- Small-cap biopharma companies have created new ways to treat life-threatening diseases and grown to become a substantial weight within the Russell 2000® Growth Index.
- Investing in smaller biopharma companies has produced positive returns over time, though the risks are considerable.
- Our approach to this volatile industry is to own a basket of companies that are in the latter stages of getting their drugs to market.

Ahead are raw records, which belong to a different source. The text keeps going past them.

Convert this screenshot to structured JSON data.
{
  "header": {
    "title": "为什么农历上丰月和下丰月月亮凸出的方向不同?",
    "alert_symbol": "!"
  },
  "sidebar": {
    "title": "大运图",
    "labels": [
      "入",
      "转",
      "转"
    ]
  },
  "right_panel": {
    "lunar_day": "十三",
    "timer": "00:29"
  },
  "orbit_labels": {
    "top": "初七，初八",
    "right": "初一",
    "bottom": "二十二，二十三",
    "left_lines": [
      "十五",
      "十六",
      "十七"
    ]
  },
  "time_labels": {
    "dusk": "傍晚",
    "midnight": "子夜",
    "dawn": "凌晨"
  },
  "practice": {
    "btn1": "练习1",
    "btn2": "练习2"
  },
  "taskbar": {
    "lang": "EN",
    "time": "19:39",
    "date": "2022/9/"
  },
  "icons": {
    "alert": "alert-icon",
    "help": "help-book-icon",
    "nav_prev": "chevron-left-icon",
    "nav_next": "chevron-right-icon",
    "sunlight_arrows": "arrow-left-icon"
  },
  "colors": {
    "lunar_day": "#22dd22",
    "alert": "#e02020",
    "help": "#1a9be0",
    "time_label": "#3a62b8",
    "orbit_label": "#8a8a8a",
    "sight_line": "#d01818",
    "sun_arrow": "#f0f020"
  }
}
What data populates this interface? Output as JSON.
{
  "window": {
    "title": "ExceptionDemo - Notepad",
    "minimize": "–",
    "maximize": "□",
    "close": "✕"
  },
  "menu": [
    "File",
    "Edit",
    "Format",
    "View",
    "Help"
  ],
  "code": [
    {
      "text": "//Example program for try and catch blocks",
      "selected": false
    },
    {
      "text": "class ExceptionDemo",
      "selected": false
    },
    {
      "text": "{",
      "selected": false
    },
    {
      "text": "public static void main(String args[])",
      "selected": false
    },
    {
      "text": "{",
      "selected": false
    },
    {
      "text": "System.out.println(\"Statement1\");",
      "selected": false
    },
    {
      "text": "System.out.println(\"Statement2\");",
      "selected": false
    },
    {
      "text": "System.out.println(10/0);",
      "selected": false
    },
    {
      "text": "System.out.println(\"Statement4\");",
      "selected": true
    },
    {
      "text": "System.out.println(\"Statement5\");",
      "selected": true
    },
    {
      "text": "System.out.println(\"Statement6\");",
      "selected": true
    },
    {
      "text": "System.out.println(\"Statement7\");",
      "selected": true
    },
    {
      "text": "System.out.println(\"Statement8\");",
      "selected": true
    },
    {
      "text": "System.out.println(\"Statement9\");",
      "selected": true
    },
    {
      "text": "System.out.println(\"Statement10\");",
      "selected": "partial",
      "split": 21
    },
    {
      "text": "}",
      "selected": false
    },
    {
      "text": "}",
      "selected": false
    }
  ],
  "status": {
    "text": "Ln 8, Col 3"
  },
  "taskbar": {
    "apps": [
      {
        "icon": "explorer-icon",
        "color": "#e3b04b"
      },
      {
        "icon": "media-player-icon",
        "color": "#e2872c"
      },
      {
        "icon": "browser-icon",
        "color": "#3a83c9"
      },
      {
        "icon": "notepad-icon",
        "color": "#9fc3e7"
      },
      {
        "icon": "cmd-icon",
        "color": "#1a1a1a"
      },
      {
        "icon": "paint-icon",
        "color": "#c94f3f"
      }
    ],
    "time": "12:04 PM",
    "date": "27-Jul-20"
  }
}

The Golden Age of Biopharma
Advances in science have created new ways to treat life-threatening diseases. Most of us are keenly aware of the incredible breakthroughs in COVID-19 vaccines by companies like Pfizer and Moderna. Of course, there are many other success stories. Thanks to drug discoveries over the last 40 years, the five-year survival rate for leukemia has improved from 30% to 65%, non-Hodgkin’s lymphoma from 45% to 76% and kidney cancer from 52% to 77%.1
Many of these advances have emerged from small-cap biotechnology and pharmaceutical industries (biopharma) companies. For example, Opdivo®, the immunotherapy drug that is a highly effective lung cancer treatment was discovered and partially developed by a small-cap biopharma company. And the original antiviral breakthrough drug to treat hepatitis C, SOVALDI®, was discovered and partially developed by a small-cap biopharma company before Gilead brought it to market.
Innovation is accelerating. With rapid advances in technology enabling new discoveries and increasing growth in the pipeline of new drugs, we believe we are entering a golden age of biopharma.